Single by Groove Armada

from the album Northern Star
- Released: 1997; 26 July 1999 (re-release);
- Genre: Downtempo; chill-out;
- Length: 6:33
- Label: Tummy Touch; Pepper (1999);
- Songwriters: Cato; Findlay; Allan Jeffrey; Claire Rothrock; Milton Yakus;
- Producer: Groove Armada

Groove Armada singles chronology
|  | "At the River" (1997) | "I See You Baby" (1999) |

1999 re-release
- Cover of the CD single

= At the River =

1997 single by Groove Armada

"At the River" is a song by British duo Groove Armada. It was released as a single in 1997 on 7-inch vinyl, limited to 500 copies. The song appeared on the duo's debut album Northern Star and again on their second album, Vertigo, released in April 1999.

== Production and content ==
The song was written and produced whilst the duo were staying in a cottage in Ambleside in the Lake District, writing material for their first album.
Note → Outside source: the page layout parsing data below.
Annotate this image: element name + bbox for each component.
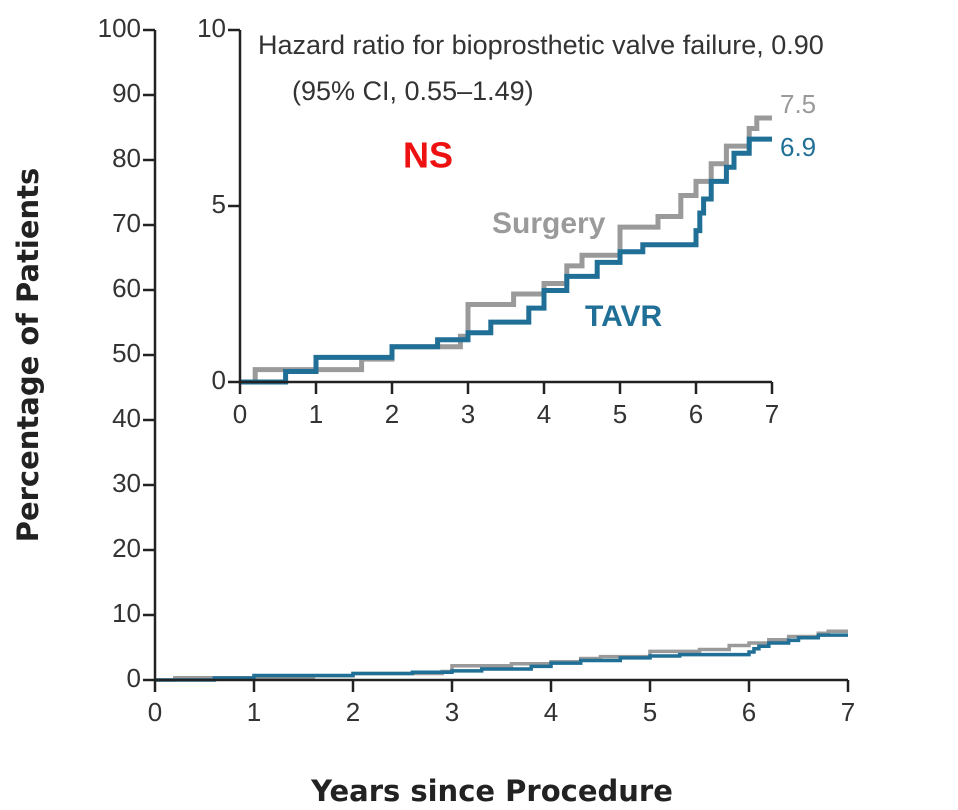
x-tick-label: 6	[742, 697, 756, 727]
y-tick-label: 0	[127, 663, 141, 693]
x-tick-label: 1	[247, 697, 261, 727]
annotation: (95% CI, 0.55–1.49)	[292, 76, 534, 106]
end-label: 6.9	[780, 132, 816, 162]
x-axis-label: Years since Procedure	[310, 774, 673, 808]
y-tick-label: 10	[197, 13, 226, 43]
y-tick-label: 5	[212, 189, 226, 219]
x-tick-label: 3	[461, 399, 475, 429]
annotation: NS	[403, 135, 453, 176]
y-tick-label: 90	[112, 78, 141, 108]
x-tick-label: 4	[544, 697, 558, 727]
x-tick-label: 0	[148, 697, 162, 727]
y-tick-label: 100	[98, 13, 141, 43]
x-tick-label: 5	[613, 399, 627, 429]
end-label: 7.5	[780, 89, 816, 119]
x-tick-label: 6	[689, 399, 703, 429]
x-tick-label: 1	[309, 399, 323, 429]
y-tick-label: 60	[112, 273, 141, 303]
x-tick-label: 2	[346, 697, 360, 727]
series-label: Surgery	[492, 207, 606, 240]
x-tick-label: 0	[233, 399, 247, 429]
x-tick-label: 4	[537, 399, 551, 429]
y-tick-label: 0	[212, 365, 226, 395]
y-axis-label: Percentage of Patients	[11, 168, 45, 543]
series-label: TAVR	[585, 300, 663, 333]
x-tick-label: 7	[841, 697, 855, 727]
y-tick-label: 80	[112, 143, 141, 173]
y-tick-label: 50	[112, 338, 141, 368]
x-tick-label: 5	[643, 697, 657, 727]
y-tick-label: 70	[112, 208, 141, 238]
x-tick-label: 3	[445, 697, 459, 727]
annotation: Hazard ratio for bioprosthetic valve fai…	[258, 30, 824, 60]
series-line	[240, 136, 772, 385]
y-tick-label: 10	[112, 598, 141, 628]
y-tick-label: 40	[112, 403, 141, 433]
x-tick-label: 2	[385, 399, 399, 429]
y-tick-label: 30	[112, 468, 141, 498]
axis-line	[153, 30, 848, 682]
series-line	[155, 633, 848, 682]
series-line	[240, 115, 772, 385]
y-tick-label: 20	[112, 533, 141, 563]
x-tick-label: 7	[765, 399, 779, 429]
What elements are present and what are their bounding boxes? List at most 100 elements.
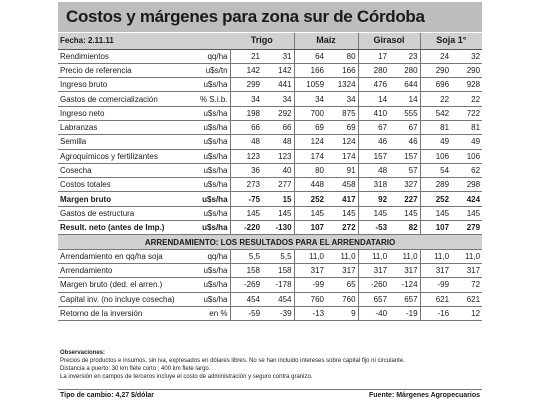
value-cell: -99 (420, 277, 452, 293)
value-cell: 145 (358, 206, 390, 222)
value-cell: 145 (230, 206, 263, 222)
value-cell: 107 (420, 220, 452, 236)
row-label: Precio de referencia (58, 63, 182, 79)
value-cell: 21 (230, 49, 263, 64)
row-label: Capital inv. (no incluye cosecha) (58, 292, 182, 307)
value-cell: 81 (451, 120, 483, 136)
value-cell: 23 (389, 49, 421, 64)
row-unit: u$s/ha (182, 277, 231, 293)
value-cell: 11,0 (389, 249, 421, 264)
value-cell: 22 (451, 91, 483, 107)
value-cell: 67 (389, 120, 421, 136)
value-cell: 424 (451, 191, 483, 207)
value-cell: 11,0 (326, 249, 359, 264)
cost-margin-table: Fecha: 2.11.11 Trigo Maíz Girasol Soja 1… (58, 33, 483, 322)
value-cell: 657 (389, 292, 421, 307)
title-bar: Costos y márgenes para zona sur de Córdo… (58, 2, 482, 32)
value-cell: 14 (358, 91, 390, 107)
value-cell: 40 (262, 163, 295, 179)
value-cell: 760 (326, 292, 359, 307)
value-cell: 644 (389, 77, 421, 93)
row-unit: u$s/ha (182, 120, 231, 136)
row-label: Labranzas (58, 120, 182, 136)
value-cell: 290 (451, 63, 483, 79)
value-cell: 441 (262, 77, 295, 93)
row-label: Semilla (58, 134, 182, 150)
row-label: Result. neto (antes de Imp.) (58, 220, 182, 236)
row-label: Margen bruto (58, 191, 182, 207)
value-cell: 700 (294, 106, 327, 121)
value-cell: 458 (326, 177, 359, 193)
value-cell: 81 (420, 120, 452, 136)
value-cell: 11,0 (451, 249, 483, 264)
value-cell: 166 (294, 63, 327, 79)
value-cell: 36 (230, 163, 263, 179)
value-cell: 5,5 (230, 249, 263, 264)
value-cell: 145 (451, 206, 483, 222)
row-unit: u$s/ha (182, 106, 231, 121)
value-cell: 57 (389, 163, 421, 179)
value-cell: 145 (294, 206, 327, 222)
value-cell: 34 (262, 91, 295, 107)
observation-line: Precios de productos e insumos, sin iva,… (60, 358, 405, 364)
row-unit: u$s/ha (182, 292, 231, 307)
row-label: Rendimientos (58, 49, 182, 64)
table-row: Retorno de la inversión en % -59 -39 -13 9 -40… (58, 306, 483, 322)
value-cell: -75 (230, 191, 263, 207)
row-unit: en % (182, 306, 231, 322)
value-cell: 145 (262, 206, 295, 222)
value-cell: 48 (358, 163, 390, 179)
value-cell: 157 (389, 149, 421, 164)
value-cell: 657 (358, 292, 390, 307)
value-cell: 91 (326, 163, 359, 179)
value-cell: -124 (389, 277, 421, 293)
value-cell: 1324 (326, 77, 359, 93)
value-cell: 48 (262, 134, 295, 150)
value-cell: 31 (262, 49, 295, 64)
row-label: Cosecha (58, 163, 182, 179)
table-row: Semilla u$s/ha 48 48 124 124 46 46 49 49 (58, 134, 483, 150)
value-cell: 174 (326, 149, 359, 164)
value-cell: 80 (294, 163, 327, 179)
section-header-row: ARRENDAMIENTO: LOS RESULTADOS PARA EL AR… (58, 234, 483, 250)
observation-line: La inversión en campos de terceros inclu… (60, 374, 313, 380)
value-cell: 123 (262, 149, 295, 164)
value-cell: 34 (326, 91, 359, 107)
value-cell: -269 (230, 277, 263, 293)
row-label: Agroquímicos y fertilizantes (58, 149, 182, 164)
value-cell: 252 (420, 191, 452, 207)
value-cell: 280 (358, 63, 390, 79)
value-cell: 621 (451, 292, 483, 307)
value-cell: 24 (420, 49, 452, 64)
value-cell: 292 (262, 106, 295, 121)
value-cell: -220 (230, 220, 263, 236)
value-cell: 124 (294, 134, 327, 150)
table-row: Margen bruto (ded. el arren.) u$s/ha -269 -… (58, 277, 483, 293)
value-cell: 54 (420, 163, 452, 179)
table-row: Margen bruto u$s/ha -75 15 252 417 92 227 252 424 (58, 191, 483, 207)
value-cell: 875 (326, 106, 359, 121)
value-cell: 32 (451, 49, 483, 64)
value-cell: 14 (389, 91, 421, 107)
value-cell: 454 (262, 292, 295, 307)
value-cell: 46 (358, 134, 390, 150)
value-cell: 49 (420, 134, 452, 150)
row-unit: u$s/ha (182, 163, 231, 179)
row-label: Arrendamiento (58, 263, 182, 279)
value-cell: 277 (262, 177, 295, 193)
value-cell: 124 (326, 134, 359, 150)
value-cell: -13 (294, 306, 327, 322)
value-cell: -39 (262, 306, 295, 322)
value-cell: 106 (420, 149, 452, 164)
row-label: Ingreso bruto (58, 77, 182, 93)
row-unit: qq/ha (182, 249, 231, 264)
row-label: Ingreso neto (58, 106, 182, 121)
crop-header-maiz: Maíz (294, 33, 359, 50)
row-unit: u$s/ha (182, 177, 231, 193)
table-row: Result. neto (antes de Imp.) u$s/ha -220 -1… (58, 220, 483, 236)
value-cell: 227 (389, 191, 421, 207)
value-cell: 145 (389, 206, 421, 222)
page-title: Costos y márgenes para zona sur de Córdo… (66, 7, 425, 26)
row-label: Margen bruto (ded. el arren.) (58, 277, 182, 293)
row-unit: u$s/ha (182, 263, 231, 279)
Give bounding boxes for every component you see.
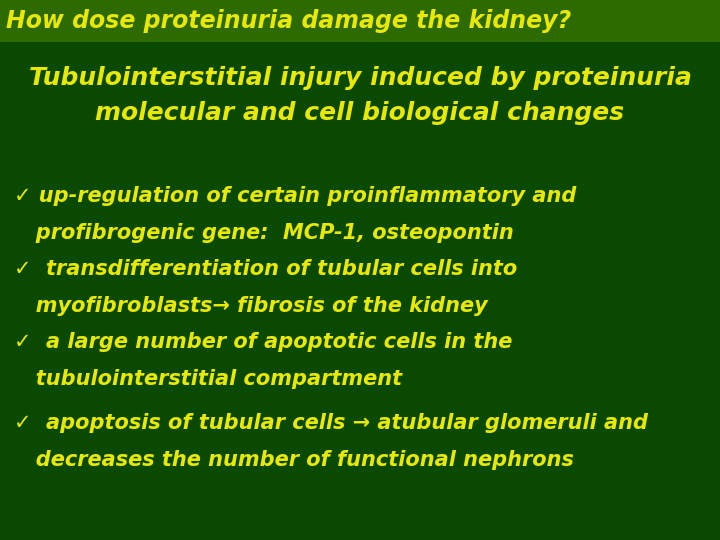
Text: tubulointerstitial compartment: tubulointerstitial compartment xyxy=(14,369,402,389)
Text: profibrogenic gene:  MCP-1, osteopontin: profibrogenic gene: MCP-1, osteopontin xyxy=(14,223,514,243)
Text: Tubulointerstitial injury induced by proteinuria: Tubulointerstitial injury induced by pro… xyxy=(29,66,691,90)
Text: ✓  a large number of apoptotic cells in the: ✓ a large number of apoptotic cells in t… xyxy=(14,332,513,352)
Text: How dose proteinuria damage the kidney?: How dose proteinuria damage the kidney? xyxy=(6,9,571,33)
Text: myofibroblasts→ fibrosis of the kidney: myofibroblasts→ fibrosis of the kidney xyxy=(14,296,488,316)
Text: decreases the number of functional nephrons: decreases the number of functional nephr… xyxy=(14,450,575,470)
Text: ✓ up-regulation of certain proinflammatory and: ✓ up-regulation of certain proinflammato… xyxy=(14,186,577,206)
Text: molecular and cell biological changes: molecular and cell biological changes xyxy=(96,102,624,125)
Text: ✓  transdifferentiation of tubular cells into: ✓ transdifferentiation of tubular cells … xyxy=(14,259,518,279)
Text: ✓  apoptosis of tubular cells → atubular glomeruli and: ✓ apoptosis of tubular cells → atubular … xyxy=(14,413,649,433)
Bar xyxy=(0,0,720,42)
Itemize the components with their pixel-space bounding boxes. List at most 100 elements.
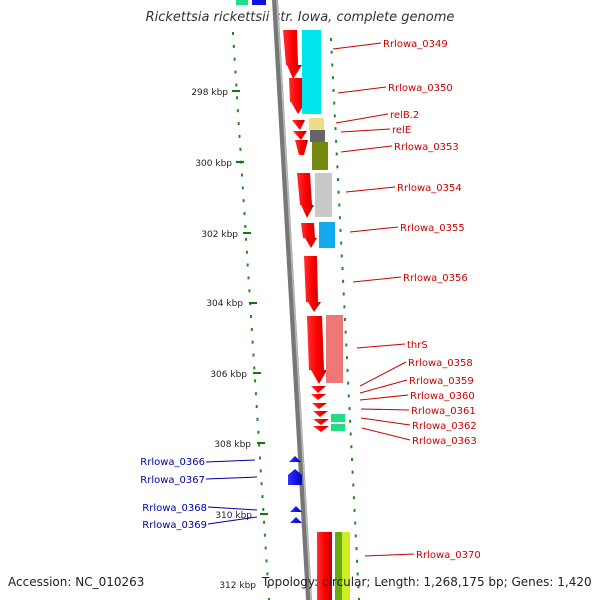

A sample of Patti Page's "Old Cape Cod" forms the basis of the song: the lines/opening lyrics "If you're fond of sand dunes and salty air/Quaint little villages here and there", sung in Page's multi-tracked close-harmony, are repeated throughout the song, with the addition of synthesizer bass and slowed-down drum programming. The band found "Old Cape Cod" when they bought a 1950s compilation album from a bargain bin in a shop in Ambleside for 50p. The sampler they were using could only record ten seconds of audio at a time; Tom Findlay suggested that the use of only one section of the song's lyric left the track open to interpretation, "giving it a slightly eerie, melancholy quality". A blues-style trombone solo inspired by the spiritual song "Shall We Gather at the River?" was performed by Andy Cato. Cato had taken his trombone to the Lake District, because he wanted to practice before an upcoming jazz concert: when he wanted to record the trombone melody, he had to improvise a microphone by swapping around the wires in a speaker from the cottage's Alba hi-fi as the duo did not have a microphone with them and were staying in a remote location. Cato credited this as giving the recording "a real vintage character".

== Release ==

"At the River" was originally released as a single on 7-inch vinyl in 1997 in a limited pressing of 500 copies, and appeared on the duo's debut album Northern Star as well as its follow-up, Vertigo, in 1999. Rob da Bank made it his single of the week in DJ Mag: he subsequently handed a copy to Zoe Ball, who started playing it on The Radio 1 Breakfast Show. Although the BBC Radio 1 playlist committee initially believed the song was too slow for radio, support from radio producers and listeners meant that it forced its way into rotation. On 26 July 1999, the single was re-released on 12-inch and CD. This re-release peaked at number 19 in the UK Singles Chart.

==Use in media==
It was used in adverts for Marks & Spencer Food in 2006, and in the films About Time and The Low Down. Findlay later admitted that he regretted giving permission for the song's use by M&S. After refusing to perform the track live due to the adverts, the duo returned it to their sets at Glastonbury Festival 2008.

== Track listing ==

All songs were written by Andy Cato, Tom Findlay, Allan Jeffrey, Claire Rothrock, and Milton Yakus, except where noted.

7-inch vinyl

12-inch vinyl

CD

Side A
| No. | Title | Length |
|---|---|---|
| 1. | "At the River" |  |

Side B
| No. | Title | Writer(s) | Length |
|---|---|---|---|
| 1. | "Disco Insert" | Tim 'Love' Lee |  |

Side A
| No. | Title | Length |
|---|---|---|
| 1. | "At the River (English Riviera Mix)" | 6:13 |
| 2. | "At the River (Original Version)" | 6:33 |

Side B
| No. | Title | Length |
|---|---|---|
| 1. | "At the River (Presence Mix)" | 5:45 |

Pepper Records release
| No. | Title | Length |
|---|---|---|
| 1. | "At the River (Radio Edit)" | 3:14 |
| 2. | "At the River (English Riviera Mix)" | 6:13 |
| 3. | "At the River (Presence Mix)" | 5:48 |
| 4. | "At the River (English Riviera Edit)" | 3:49 |

Jive Electro release
| No. | Title | Length |
|---|---|---|
| 1. | "At the River (Radio Edit)" | 3:14 |
| 2. | "At the River (English Riviera Mix)" | 6:13 |
| 3. | "At the River (Presence Mix)" | 5:48 |
| 4. | "At the River (English Riviera Edit)" | 3:49 |
| 5. | "At the River (Original Version)" | 6:33 |

==Charts==

Peaked 19 in Uk

==Certifications==

| Region | Certification | Certified units/sales |
| New Zealand (RMNZ) | Platinum | 30,000^{‡} |
| United Kingdom (BPI) | Gold | 400,000^{‡} |
^{‡} Sales+streaming figures based on certification alone.